By Manny Pinol
In July of 2007, my older brother Patricio, a retired police colonel and true-blooded farmer, came to my rubber nursery in Barangay Paco, Kidapawan City and saw several budded rubber seedlings with busted plastic bags strewn around.
The farmer’s instinct in him made him pick up the seedlings which were actually a series of the new Malaysian rubber clones.
He planted a little over 200 of those seedlings in his homelot in the Riverpark Subdivision and in his one-hectare farm in our village in Nueva Vida, M’lang.
The seedlings were all mixed up and there was no way I could be certain what clones they were but less than four years after Col. Pat planted the seedlings, they registered a girth 20.8 inches, which was already two inches more than the required girth of 18 inches before the tree could be tapped to produce latex.
It was not only the growth rate which proved remarkable.
The “reject” rubber seedlings proved to be prolific latex producers.
At an age of 6.5 years now, over 20 of these rubber trees are producing an average of 3.2 kilos every month or 38.4 kilos per tree every year with tapping scheduled every other day.
Yesterday, I checked the trees with Col. Pat and a husband and wife team now tapping the rubber trees – USM agriculture graduate Eusebio “Intsik” Abrea and his wife, Em-em.
Eusebio told me that after two tapping days, the plastic cup would be filled to the brim with latex and he swears he has never seen any rubber tree which could produce that much latex without using any inducers.
Of the over 20 prolific trees, there are about 10 which would fill 3/4 of the plastic cup with only one day of production.
Since it was Col. Pat himself who started tapping his rubber trees, he was able to religiously record the latex production and using his data we were able to come up with this computation on how much a farmer would earn from an hectare of this rubber clone:
– Average latex yield monthly: 3.2 kilos
– Average latex yield yearly: 38.2 kilos
– Average income per tree at P38/kilo of cuplump: P1,459.20
– Estimated annual income of 1 hectare with 500 trees: P729,600
I was stunned with disbelief at the figures we arrived at but the numbers could not be disputed.
With this clone of rubber tree planted in a 10-hectare land in the periphery of Mt. Apo (soil type is definitely a factor), a farmer could earn over P7-M a year!
Yesterday, I instructed the tapper, Intsik Abrea, to separate the cuplumps gathered from each of the over 20 prolific rubber trees in Col. Pat’s farm.
I also asked Col. Pat to coordinate with the Philippine Rubber Research Institute (PRRI) to officially validate the production figures from the rubber trees.

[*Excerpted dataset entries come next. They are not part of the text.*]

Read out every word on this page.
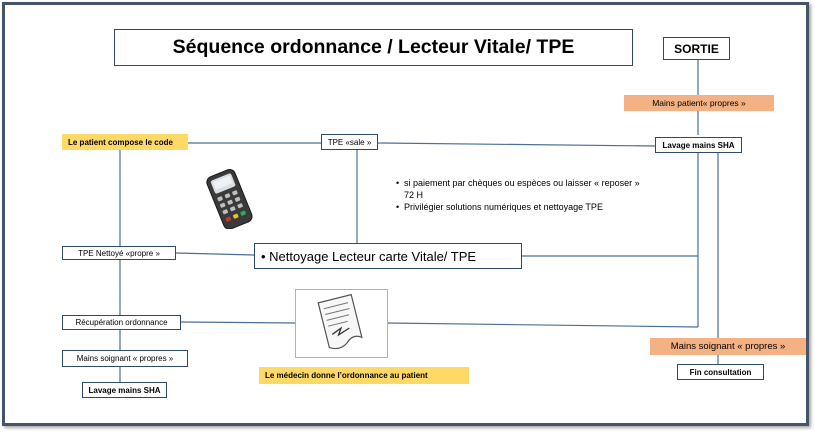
Séquence ordonnance / Lecteur Vitale/ TPE	SORTIE
Mains patient« propres »
Lavage mains SHA
Le patient compose le code	TPE «sale »
• si paiement par chèques ou espèces ou laisser « reposer » 72 H
• Privilégier solutions numériques et nettoyage TPE
TPE Nettoyé «propre »	• Nettoyage Lecteur carte Vitale/ TPE
Récupération ordonnance
Mains soignant « propres »
Lavage mains SHA
Le médecin donne l’ordonnance au patient
Mains soignant « propres »
Fin consultation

The prolific trees will also be marked so that they could be used as mother trees which would be the source of budding materials in the future.
Once the statistics and production data are validated, these unknown rubber clones could yet prove to be the biggest thing to happen to the Philippine rubber industry.
With greater productivity, the rubber farmer could make big money even with a very low rubber cuplump buying price.
(Photo caption: Rubber tapper Intsik Abrea shows the plastic cup filled to the brim after only two tapping days while my brother, Col. Pat, the farm owner, beams with pride. Also shown in photo is Intsik’s wife, Em-em, and their daughter, Eusebelle. Second photo shows Col. Pat pointing to the plastic latex receptacle filled to the brim after two tapping days.)